Remix.run Logo
satvikpendem an hour ago

I'm running a service in production using Gemma 4 models, to get structured JSON output back from web search tool calls using Unsloth Studio and its API, but it did require a rather large and detailed system prompt and tool call healing if the format wasn't JSON for example (retries, reprompting with feeding the error back into the model, etc, this is also what Unsloth Studio does for its self-healing tool call feature). But once I did that, it's been working quite well and on benchmarks I've made, it's about 97% accurate after the first time and basically 100% accurate after retries.

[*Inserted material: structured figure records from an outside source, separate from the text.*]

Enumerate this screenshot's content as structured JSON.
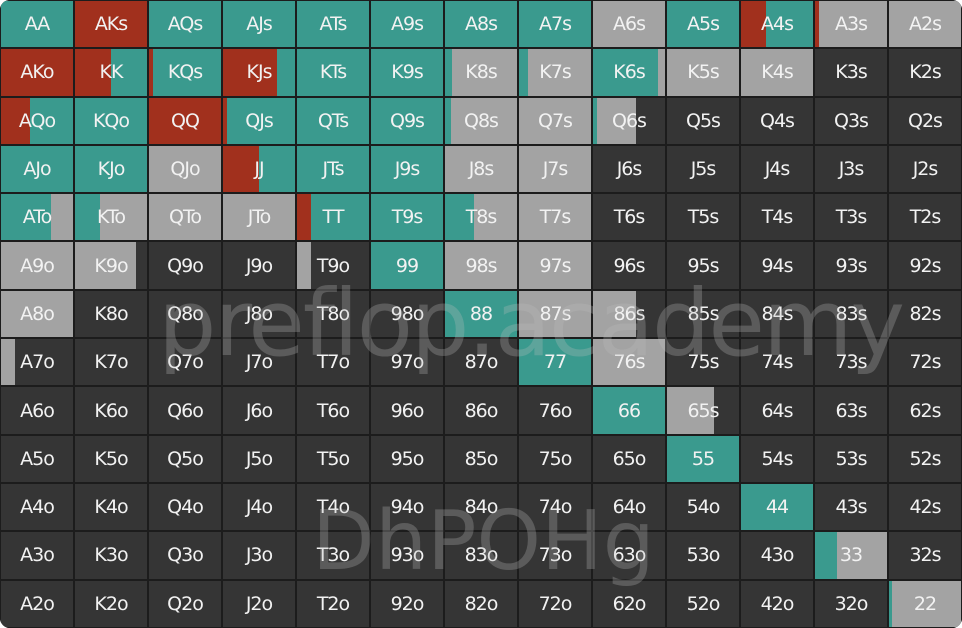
{
  "colors": {
    "raise": "#a1301d",
    "call": "#3a9a8e",
    "fold": "#a3a3a3",
    "none": "#353535"
  },
  "watermark": {
    "line1": "preflop.academy",
    "line2": "DhPOHg"
  },
  "hands": [
    [
      "AA",
      "AKs",
      "AQs",
      "AJs",
      "ATs",
      "A9s",
      "A8s",
      "A7s",
      "A6s",
      "A5s",
      "A4s",
      "A3s",
      "A2s"
    ],
    [
      "AKo",
      "KK",
      "KQs",
      "KJs",
      "KTs",
      "K9s",
      "K8s",
      "K7s",
      "K6s",
      "K5s",
      "K4s",
      "K3s",
      "K2s"
    ],
    [
      "AQo",
      "KQo",
      "QQ",
      "QJs",
      "QTs",
      "Q9s",
      "Q8s",
      "Q7s",
      "Q6s",
      "Q5s",
      "Q4s",
      "Q3s",
      "Q2s"
    ],
    [
      "AJo",
      "KJo",
      "QJo",
      "JJ",
      "JTs",
      "J9s",
      "J8s",
      "J7s",
      "J6s",
      "J5s",
      "J4s",
      "J3s",
      "J2s"
    ],
    [
      "ATo",
      "KTo",
      "QTo",
      "JTo",
      "TT",
      "T9s",
      "T8s",
      "T7s",
      "T6s",
      "T5s",
      "T4s",
      "T3s",
      "T2s"
    ],
    [
      "A9o",
      "K9o",
      "Q9o",
      "J9o",
      "T9o",
      "99",
      "98s",
      "97s",
      "96s",
      "95s",
      "94s",
      "93s",
      "92s"
    ],
    [
      "A8o",
      "K8o",
      "Q8o",
      "J8o",
      "T8o",
      "98o",
      "88",
      "87s",
      "86s",
      "85s",
      "84s",
      "83s",
      "82s"
    ],
    [
      "A7o",
      "K7o",
      "Q7o",
      "J7o",
      "T7o",
      "97o",
      "87o",
      "77",
      "76s",
      "75s",
      "74s",
      "73s",
      "72s"
    ],
    [
      "A6o",
      "K6o",
      "Q6o",
      "J6o",
      "T6o",
      "96o",
      "86o",
      "76o",
      "66",
      "65s",
      "64s",
      "63s",
      "62s"
    ],
    [
      "A5o",
      "K5o",
      "Q5o",
      "J5o",
      "T5o",
      "95o",
      "85o",
      "75o",
      "65o",
      "55",
      "54s",
      "53s",
      "52s"
    ],
    [
      "A4o",
      "K4o",
      "Q4o",
      "J4o",
      "T4o",
      "94o",
      "84o",
      "74o",
      "64o",
      "54o",
      "44",
      "43s",
      "42s"
    ],
    [
      "A3o",
      "K3o",
      "Q3o",
      "J3o",
      "T3o",
      "93o",
      "83o",
      "73o",
      "63o",
      "53o",
      "43o",
      "33",
      "32s"
    ],
    [
      "A2o",
      "K2o",
      "Q2o",
      "J2o",
      "T2o",
      "92o",
      "82o",
      "72o",
      "62o",
      "52o",
      "42o",
      "32o",
      "22"
    ]
  ],
  "frequencies": [
    [
      [
        0,
        1,
        0
      ],
      [
        1,
        0,
        0
      ],
      [
        0,
        1,
        0
      ],
      [
        0,
        1,
        0
      ],
      [
        0,
        1,
        0
      ],
      [
        0,
        1,
        0
      ],
      [
        0,
        1,
        0
      ],
      [
        0,
        1,
        0
      ],
      [
        0,
        0,
        1
      ],
      [
        0,
        1,
        0
      ],
      [
        0.35,
        0.65,
        0
      ],
      [
        0.05,
        0,
        0.95
      ],
      [
        0,
        0,
        1
      ]
    ],
    [
      [
        1,
        0,
        0
      ],
      [
        0.5,
        0.5,
        0
      ],
      [
        0.05,
        0.95,
        0
      ],
      [
        0.75,
        0.25,
        0
      ],
      [
        0,
        1,
        0
      ],
      [
        0,
        1,
        0
      ],
      [
        0,
        0.1,
        0.9
      ],
      [
        0,
        0.12,
        0.88
      ],
      [
        0,
        0.9,
        0.1
      ],
      [
        0,
        0,
        1
      ],
      [
        0,
        0,
        1
      ],
      [
        0,
        0,
        0
      ],
      [
        0,
        0,
        0
      ]
    ],
    [
      [
        0.4,
        0.6,
        0
      ],
      [
        0,
        1,
        0
      ],
      [
        1,
        0,
        0
      ],
      [
        0.05,
        0.95,
        0
      ],
      [
        0,
        1,
        0
      ],
      [
        0,
        1,
        0
      ],
      [
        0,
        0.08,
        0.92
      ],
      [
        0,
        0,
        1
      ],
      [
        0,
        0.05,
        0.55
      ],
      [
        0,
        0,
        0
      ],
      [
        0,
        0,
        0
      ],
      [
        0,
        0,
        0
      ],
      [
        0,
        0,
        0
      ]
    ],
    [
      [
        0,
        1,
        0
      ],
      [
        0,
        1,
        0
      ],
      [
        0,
        0,
        1
      ],
      [
        0.5,
        0.5,
        0
      ],
      [
        0,
        1,
        0
      ],
      [
        0,
        1,
        0
      ],
      [
        0,
        0,
        1
      ],
      [
        0,
        0,
        1
      ],
      [
        0,
        0,
        0
      ],
      [
        0,
        0,
        0
      ],
      [
        0,
        0,
        0
      ],
      [
        0,
        0,
        0
      ],
      [
        0,
        0,
        0
      ]
    ],
    [
      [
        0,
        0.7,
        0.3
      ],
      [
        0,
        0.35,
        0.65
      ],
      [
        0,
        0,
        1
      ],
      [
        0,
        0,
        1
      ],
      [
        0.2,
        0.8,
        0
      ],
      [
        0,
        1,
        0
      ],
      [
        0,
        0.4,
        0.6
      ],
      [
        0,
        0,
        1
      ],
      [
        0,
        0,
        0
      ],
      [
        0,
        0,
        0
      ],
      [
        0,
        0,
        0
      ],
      [
        0,
        0,
        0
      ],
      [
        0,
        0,
        0
      ]
    ],
    [
      [
        0,
        0,
        1
      ],
      [
        0,
        0,
        0.85
      ],
      [
        0,
        0,
        0
      ],
      [
        0,
        0,
        0
      ],
      [
        0,
        0,
        0.2
      ],
      [
        0,
        1,
        0
      ],
      [
        0,
        0,
        1
      ],
      [
        0,
        0,
        1
      ],
      [
        0,
        0,
        0
      ],
      [
        0,
        0,
        0
      ],
      [
        0,
        0,
        0
      ],
      [
        0,
        0,
        0
      ],
      [
        0,
        0,
        0
      ]
    ],
    [
      [
        0,
        0,
        1
      ],
      [
        0,
        0,
        0
      ],
      [
        0,
        0,
        0
      ],
      [
        0,
        0,
        0
      ],
      [
        0,
        0,
        0
      ],
      [
        0,
        0,
        0
      ],
      [
        0,
        1,
        0
      ],
      [
        0,
        0,
        1
      ],
      [
        0,
        0,
        0.6
      ],
      [
        0,
        0,
        0
      ],
      [
        0,
        0,
        0
      ],
      [
        0,
        0,
        0
      ],
      [
        0,
        0,
        0
      ]
    ],
    [
      [
        0,
        0,
        0.2
      ],
      [
        0,
        0,
        0
      ],
      [
        0,
        0,
        0
      ],
      [
        0,
        0,
        0
      ],
      [
        0,
        0,
        0
      ],
      [
        0,
        0,
        0
      ],
      [
        0,
        0,
        0
      ],
      [
        0,
        1,
        0
      ],
      [
        0,
        0,
        1
      ],
      [
        0,
        0,
        0
      ],
      [
        0,
        0,
        0
      ],
      [
        0,
        0,
        0
      ],
      [
        0,
        0,
        0
      ]
    ],
    [
      [
        0,
        0,
        0
      ],
      [
        0,
        0,
        0
      ],
      [
        0,
        0,
        0
      ],
      [
        0,
        0,
        0
      ],
      [
        0,
        0,
        0
      ],
      [
        0,
        0,
        0
      ],
      [
        0,
        0,
        0
      ],
      [
        0,
        0,
        0
      ],
      [
        0,
        1,
        0
      ],
      [
        0,
        0,
        0.65
      ],
      [
        0,
        0,
        0
      ],
      [
        0,
        0,
        0
      ],
      [
        0,
        0,
        0
      ]
    ],
    [
      [
        0,
        0,
        0
      ],
      [
        0,
        0,
        0
      ],
      [
        0,
        0,
        0
      ],
      [
        0,
        0,
        0
      ],
      [
        0,
        0,
        0
      ],
      [
        0,
        0,
        0
      ],
      [
        0,
        0,
        0
      ],
      [
        0,
        0,
        0
      ],
      [
        0,
        0,
        0
      ],
      [
        0,
        1,
        0
      ],
      [
        0,
        0,
        0
      ],
      [
        0,
        0,
        0
      ],
      [
        0,
        0,
        0
      ]
    ],
    [
      [
        0,
        0,
        0
      ],
      [
        0,
        0,
        0
      ],
      [
        0,
        0,
        0
      ],
      [
        0,
        0,
        0
      ],
      [
        0,
        0,
        0
      ],
      [
        0,
        0,
        0
      ],
      [
        0,
        0,
        0
      ],
      [
        0,
        0,
        0
      ],
      [
        0,
        0,
        0
      ],
      [
        0,
        0,
        0
      ],
      [
        0,
        1,
        0
      ],
      [
        0,
        0,
        0
      ],
      [
        0,
        0,
        0
      ]
    ],
    [
      [
        0,
        0,
        0
      ],
      [
        0,
        0,
        0
      ],
      [
        0,
        0,
        0
      ],
      [
        0,
        0,
        0
      ],
      [
        0,
        0,
        0
      ],
      [
        0,
        0,
        0
      ],
      [
        0,
        0,
        0
      ],
      [
        0,
        0,
        0
      ],
      [
        0,
        0,
        0
      ],
      [
        0,
        0,
        0
      ],
      [
        0,
        0,
        0
      ],
      [
        0,
        0.3,
        0.7
      ],
      [
        0,
        0,
        0
      ]
    ],
    [
      [
        0,
        0,
        0
      ],
      [
        0,
        0,
        0
      ],
      [
        0,
        0,
        0
      ],
      [
        0,
        0,
        0
      ],
      [
        0,
        0,
        0
      ],
      [
        0,
        0,
        0
      ],
      [
        0,
        0,
        0
      ],
      [
        0,
        0,
        0
      ],
      [
        0,
        0,
        0
      ],
      [
        0,
        0,
        0
      ],
      [
        0,
        0,
        0
      ],
      [
        0,
        0,
        0
      ],
      [
        0,
        0.04,
        0.96
      ]
    ]
  ]
}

This is running on a server though, not sure how well it'd work on a phone, I should try that. I used AI Edge Gallery on Android and it doesn't seem too good at the web search tool but maybe the web search tool itself, being a community made tool, is pretty bad, because tool calling via Unsloth Studio seems to work just fine with the exact same Gemma models on desktop/server vs the phone.

redox99 an hour ago | parent [-]

I agree that the web search tool probably is pretty bad. However a smart model would never hallucinate impossible weather data if the search tool failed.

I'm sure you can get some out of it if you babysit it with an optimized prompt, harness, etc and you can tolerate some failures. But when I try to run the ChatGPT prompts from my history, even if I pick the easier ones, it's hopeless.

I'd like to have a local agent on the phone with wikipedia level knowledge. But you probably need more like 30B params.

satvikpendem an hour ago | parent [-]

I use the 4B on my phone and it seems to work fine without tool calls. So it's definitely an issue with that and not the model itself. I'll play around and see if I can fix that, you might also try using the Searxng MCP as it's a better web search engine one.

redox99 41 minutes ago | parent [-]

I tried most prompts that didn't rely on recent knowledge on the basic "AI Chat", not the "Agent skills" version.

I just tested "List the 5 most recent Argentina vice presidents" on E4B and it literally got all 5 wrong

satvikpendem 29 minutes ago | parent [-]

I use it for recommendations rather than knowledge, like recipes or basic stuff like that rather than knowledge, I mean it's likely due to its knowledge cutoff so it's not necessarily accurate. But the agent skills section does have a query Wikipedia tool call.

Try this on Unsloth Studio, they seem to have fixed Gemma tool calling.

redox99 27 minutes ago | parent [-]

Argentina vice presidents span from 2007 to 2023. Knowledge cutoff cant explain getting all 5 of them wrong.